Paura a Roma, ragno violino punge un uomo mentre aspetta il figlio: rischio choc anafilattico

Ragno violino
Ragno violino

Nuova puntura di ragno violino a Roma che ha messo in serio pericolo la salute di un uomo che aspettava il figlio all’uscita da scuola. Il genitore ha rischiato lo shock anafilattico ed è stato salvato dall’intervento di un altro papà medico che si trovava nei paraggi. Il fatto è accaduto ancora una volta in zona Portuense. Ora si teme per i più piccoli. Le famiglie della zona hanno richiesto di far pulire e controllare i giardini degli istituti scolastici.

Ragno violino a Roma: uomo rischia lo shock anafilattico

Il Ragno violino continua a colpire: l’ultimo caso a Roma è avvenuto all’uscita dell’istituto Colle La Salle in via dell’Imbrecciato. Un uomo, di circa 40 anni, stava aspettando nel giardino della scuola il figlio che frequenta l’istituto quando è stato punto.

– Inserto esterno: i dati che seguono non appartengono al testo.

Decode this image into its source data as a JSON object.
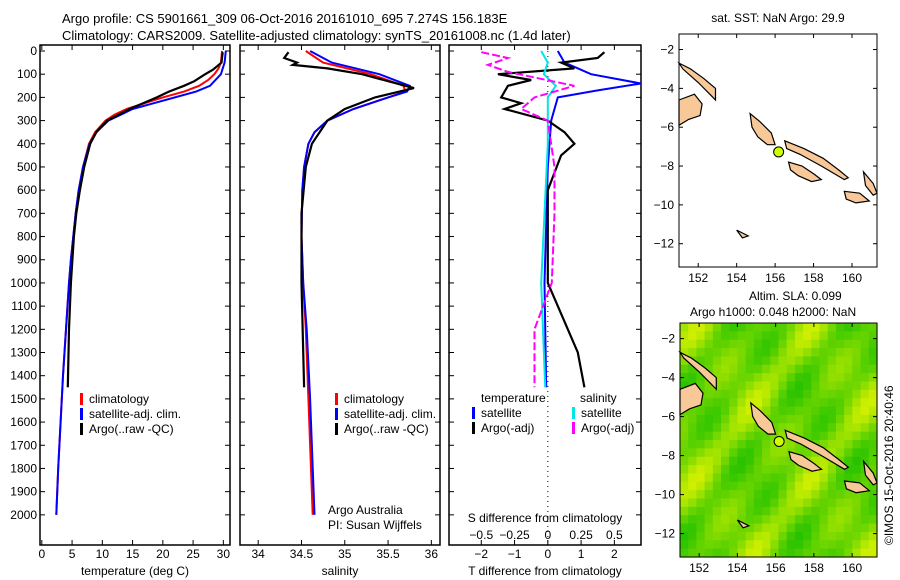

In pochi attimi si è tenuto il peggio: il genitore ha rischiato lo shock anafilattico e si è salvato grazie all’intervento di un papà medico che si trovata sul luogo del fatto.

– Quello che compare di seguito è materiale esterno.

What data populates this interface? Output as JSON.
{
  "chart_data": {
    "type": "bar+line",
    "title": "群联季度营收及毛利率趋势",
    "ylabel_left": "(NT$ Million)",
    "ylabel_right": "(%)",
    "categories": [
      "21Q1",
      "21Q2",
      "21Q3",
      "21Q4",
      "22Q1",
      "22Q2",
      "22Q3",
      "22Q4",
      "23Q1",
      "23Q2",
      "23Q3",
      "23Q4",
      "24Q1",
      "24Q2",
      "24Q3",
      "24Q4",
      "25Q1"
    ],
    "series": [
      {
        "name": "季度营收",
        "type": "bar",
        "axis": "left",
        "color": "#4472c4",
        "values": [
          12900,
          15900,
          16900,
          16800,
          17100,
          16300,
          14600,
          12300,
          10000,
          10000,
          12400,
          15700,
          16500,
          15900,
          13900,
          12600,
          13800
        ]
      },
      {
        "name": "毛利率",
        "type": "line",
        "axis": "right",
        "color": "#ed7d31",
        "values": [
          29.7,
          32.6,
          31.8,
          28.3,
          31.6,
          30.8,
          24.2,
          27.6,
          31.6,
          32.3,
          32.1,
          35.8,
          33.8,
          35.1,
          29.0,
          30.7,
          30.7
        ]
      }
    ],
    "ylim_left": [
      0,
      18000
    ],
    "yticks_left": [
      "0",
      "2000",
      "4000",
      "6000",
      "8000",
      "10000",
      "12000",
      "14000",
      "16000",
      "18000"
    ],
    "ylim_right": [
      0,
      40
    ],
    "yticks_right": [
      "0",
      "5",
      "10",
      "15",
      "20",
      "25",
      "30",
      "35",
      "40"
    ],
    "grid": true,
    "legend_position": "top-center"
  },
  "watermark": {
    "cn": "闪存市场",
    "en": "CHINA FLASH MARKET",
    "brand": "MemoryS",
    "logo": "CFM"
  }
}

Il ragno violino torna a fare paura dopo che, pochi giorni fa, era stato diramato un allarme dagli esperti. Nella maggior dei casi, la puntura del ragno violino genera una piaga ma nei casi più gravi potrebbe portare allo shock anafilattico.

L’istituto Colle La Salle avvierà una disinfestazione del giardino per eliminare la presenza del ragno. Ecco le parole della direzione: “Provvediamo con questi interventi di disinfestazione almeno 3 volte l’anno, per evitare qualunque tipo di problema. Ora lo faremo ad hoc, proprio a causa della presenza del ragno violino”.

Il caso ha scosso non solo le famiglie dei bambini che frequentano Colle La Salle ma anche altre del territorio limitrofo che hanno espresso la loro preoccupazione riguardo la sicurezza dei bambini nei parchi pubblici, cortili e giardini delle scuole.

Marco Palma, consigliere di Fratelli d’Italia nel municipio 11 ha affermato di aver “chiesto interventi mirati” e di aver “dialogato con la Asl per capire come e chi far intervenire”.